Il y a un laps (trois jours), j’ai pris à la bibli un truc qu’on lit, mais aussi maints mots : ah, voilà, un roman. Il s’agit du roman La disparition par Georges Perec. Il n’y a dans ça aucun « e ». Et, rien que dans ce paragraphe, je galère pour écrire deux lignes sans ce fichu « e ». Je n’y arrive pas. Impossible d’écrire « livre », ni « ouvrage », ni « tome »… il reste « roman ». Ah ! J’aurais pu écrire « bouquin » ! Et dire qu’il a écrit trois cent pages ainsi. Comment a-t-il fait ? Il faut connaître un nombre dingue de synonymes… Parfois, il utilise des mots d’argots, ou du jargon scientifique ou, en désespoir de cause, de l’anglais ou du latin… Tout ceci, ajouté aux tournures alambiquées de contournement, fait un style très particulier… Je viens de calculer : dans ce que je viens d’écrire, sur deux cent lettres, 11 % sont des « e »… pour simplifier, disons qu’une lettre sur dix est un « e »…

Hier, S* est venue à la maison, une heure. Elle m’a raconté l’Espagne. Je ne regrette toujours pas de ne pas y être allé. Sortir en boîte, s’exploser la tronche à l’alcool ou aux pétards, faire le con dans le car, aller à la plage, traîner dans les boutiques de fringues, aller à la piscine, tout ça, c’est vraiment pas mon truc. Surtout la plage. Jamais je n’aurais osé me mettre en maillot devant les autres. C’est con, je sais, mais c’est comme ça. Et le coup des pétards : ça, ça m’inquiète. Les jeunes que je côtoie ne sont pas foutus de passer une soirée ensemble sans fumer et boire.

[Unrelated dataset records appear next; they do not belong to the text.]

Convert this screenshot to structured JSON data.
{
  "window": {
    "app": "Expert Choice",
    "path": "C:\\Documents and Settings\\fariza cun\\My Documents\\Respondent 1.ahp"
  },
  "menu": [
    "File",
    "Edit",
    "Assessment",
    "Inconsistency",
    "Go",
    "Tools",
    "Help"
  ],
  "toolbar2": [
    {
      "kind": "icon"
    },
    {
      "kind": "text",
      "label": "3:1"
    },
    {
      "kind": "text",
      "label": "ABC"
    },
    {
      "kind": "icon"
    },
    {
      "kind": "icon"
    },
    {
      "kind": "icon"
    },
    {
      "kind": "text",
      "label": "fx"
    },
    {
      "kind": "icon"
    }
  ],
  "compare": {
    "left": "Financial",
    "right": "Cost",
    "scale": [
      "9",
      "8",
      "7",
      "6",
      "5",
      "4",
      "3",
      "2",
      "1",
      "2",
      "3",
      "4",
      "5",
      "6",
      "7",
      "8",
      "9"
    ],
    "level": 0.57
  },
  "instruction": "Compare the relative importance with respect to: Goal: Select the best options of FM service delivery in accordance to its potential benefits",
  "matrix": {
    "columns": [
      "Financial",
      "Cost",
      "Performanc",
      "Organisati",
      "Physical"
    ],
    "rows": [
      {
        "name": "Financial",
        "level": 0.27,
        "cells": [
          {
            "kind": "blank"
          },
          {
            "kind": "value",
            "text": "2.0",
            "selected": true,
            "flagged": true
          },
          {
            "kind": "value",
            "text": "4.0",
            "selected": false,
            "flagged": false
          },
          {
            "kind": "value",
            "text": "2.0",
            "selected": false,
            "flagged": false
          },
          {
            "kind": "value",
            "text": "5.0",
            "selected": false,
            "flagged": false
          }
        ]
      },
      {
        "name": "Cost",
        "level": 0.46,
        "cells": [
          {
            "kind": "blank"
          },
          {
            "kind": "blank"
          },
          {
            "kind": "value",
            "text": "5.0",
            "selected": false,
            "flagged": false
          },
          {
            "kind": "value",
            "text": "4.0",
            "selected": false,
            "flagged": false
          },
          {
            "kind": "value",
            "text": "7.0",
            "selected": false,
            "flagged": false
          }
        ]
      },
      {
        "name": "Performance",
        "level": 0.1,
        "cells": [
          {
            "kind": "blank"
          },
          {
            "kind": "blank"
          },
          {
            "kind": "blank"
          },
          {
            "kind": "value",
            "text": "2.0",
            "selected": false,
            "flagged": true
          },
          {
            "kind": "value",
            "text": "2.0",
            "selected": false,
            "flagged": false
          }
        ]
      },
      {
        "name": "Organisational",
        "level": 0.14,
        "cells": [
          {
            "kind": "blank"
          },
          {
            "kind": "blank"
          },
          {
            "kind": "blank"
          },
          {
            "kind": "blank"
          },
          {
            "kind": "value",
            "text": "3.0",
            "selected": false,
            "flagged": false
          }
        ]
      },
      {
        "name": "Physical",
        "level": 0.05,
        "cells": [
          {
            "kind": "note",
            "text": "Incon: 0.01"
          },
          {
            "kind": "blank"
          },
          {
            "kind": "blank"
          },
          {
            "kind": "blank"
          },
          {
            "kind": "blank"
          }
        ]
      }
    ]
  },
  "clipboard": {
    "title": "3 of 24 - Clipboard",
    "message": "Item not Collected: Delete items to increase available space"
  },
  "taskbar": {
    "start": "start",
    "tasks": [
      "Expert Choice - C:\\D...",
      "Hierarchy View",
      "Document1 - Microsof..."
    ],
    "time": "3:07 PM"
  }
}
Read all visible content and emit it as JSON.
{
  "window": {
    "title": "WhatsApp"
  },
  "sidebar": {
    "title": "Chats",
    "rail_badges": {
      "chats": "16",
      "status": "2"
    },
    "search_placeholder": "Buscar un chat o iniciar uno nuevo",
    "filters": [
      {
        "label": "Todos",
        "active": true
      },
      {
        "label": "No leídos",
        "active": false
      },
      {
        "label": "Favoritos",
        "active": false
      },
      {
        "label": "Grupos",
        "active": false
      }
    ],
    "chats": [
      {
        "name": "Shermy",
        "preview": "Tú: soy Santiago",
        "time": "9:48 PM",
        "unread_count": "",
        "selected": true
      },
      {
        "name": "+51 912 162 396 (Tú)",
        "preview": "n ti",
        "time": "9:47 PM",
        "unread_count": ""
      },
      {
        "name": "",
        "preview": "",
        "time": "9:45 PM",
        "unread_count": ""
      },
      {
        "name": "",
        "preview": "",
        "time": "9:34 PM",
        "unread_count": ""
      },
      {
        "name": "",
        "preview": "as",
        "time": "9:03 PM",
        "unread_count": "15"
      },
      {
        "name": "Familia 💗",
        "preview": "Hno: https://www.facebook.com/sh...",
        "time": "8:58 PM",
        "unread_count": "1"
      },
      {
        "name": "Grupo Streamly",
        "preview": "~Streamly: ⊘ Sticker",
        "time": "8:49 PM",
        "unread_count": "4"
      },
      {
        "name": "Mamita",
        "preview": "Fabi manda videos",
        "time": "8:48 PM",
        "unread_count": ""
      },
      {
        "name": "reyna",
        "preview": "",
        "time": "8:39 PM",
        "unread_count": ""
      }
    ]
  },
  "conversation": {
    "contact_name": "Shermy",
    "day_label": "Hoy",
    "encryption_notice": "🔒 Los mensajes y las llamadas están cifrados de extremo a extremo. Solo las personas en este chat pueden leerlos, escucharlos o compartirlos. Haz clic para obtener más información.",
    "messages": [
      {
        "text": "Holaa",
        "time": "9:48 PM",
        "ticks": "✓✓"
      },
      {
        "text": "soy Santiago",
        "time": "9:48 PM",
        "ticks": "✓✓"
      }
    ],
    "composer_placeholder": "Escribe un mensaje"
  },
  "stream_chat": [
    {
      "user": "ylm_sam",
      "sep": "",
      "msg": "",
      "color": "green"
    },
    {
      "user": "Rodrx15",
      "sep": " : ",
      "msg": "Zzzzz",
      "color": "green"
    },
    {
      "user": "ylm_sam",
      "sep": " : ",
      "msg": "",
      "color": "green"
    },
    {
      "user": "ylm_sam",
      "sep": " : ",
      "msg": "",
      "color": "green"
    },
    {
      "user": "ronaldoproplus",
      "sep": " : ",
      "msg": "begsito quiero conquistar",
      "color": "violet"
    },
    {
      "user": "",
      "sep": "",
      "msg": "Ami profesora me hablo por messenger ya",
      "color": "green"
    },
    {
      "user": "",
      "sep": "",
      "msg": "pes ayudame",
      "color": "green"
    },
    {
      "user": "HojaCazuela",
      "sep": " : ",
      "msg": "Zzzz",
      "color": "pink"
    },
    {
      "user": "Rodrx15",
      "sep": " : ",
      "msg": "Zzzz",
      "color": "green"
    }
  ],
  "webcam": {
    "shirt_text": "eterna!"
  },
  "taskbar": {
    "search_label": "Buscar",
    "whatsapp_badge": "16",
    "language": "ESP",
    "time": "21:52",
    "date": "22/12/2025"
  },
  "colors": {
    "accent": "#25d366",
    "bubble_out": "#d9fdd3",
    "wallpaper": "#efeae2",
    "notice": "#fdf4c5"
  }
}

Certains se fument même leurs joints pendant la journée, à la pause du midi, alors qu’on a cours après… C’est pour ça, aussi, que je ne sors pas : les soirées qu’on me propose sont comme ça. Ça ne m’intéresse pas.


Cette rubrique « Carnets » reprend le journal que j’ai commencé à tenir en 2003. Dans ce carnet no1 (« Journal, 14 août 2003 – 15 juillet 2004 »), j’ai quinze et seize ans.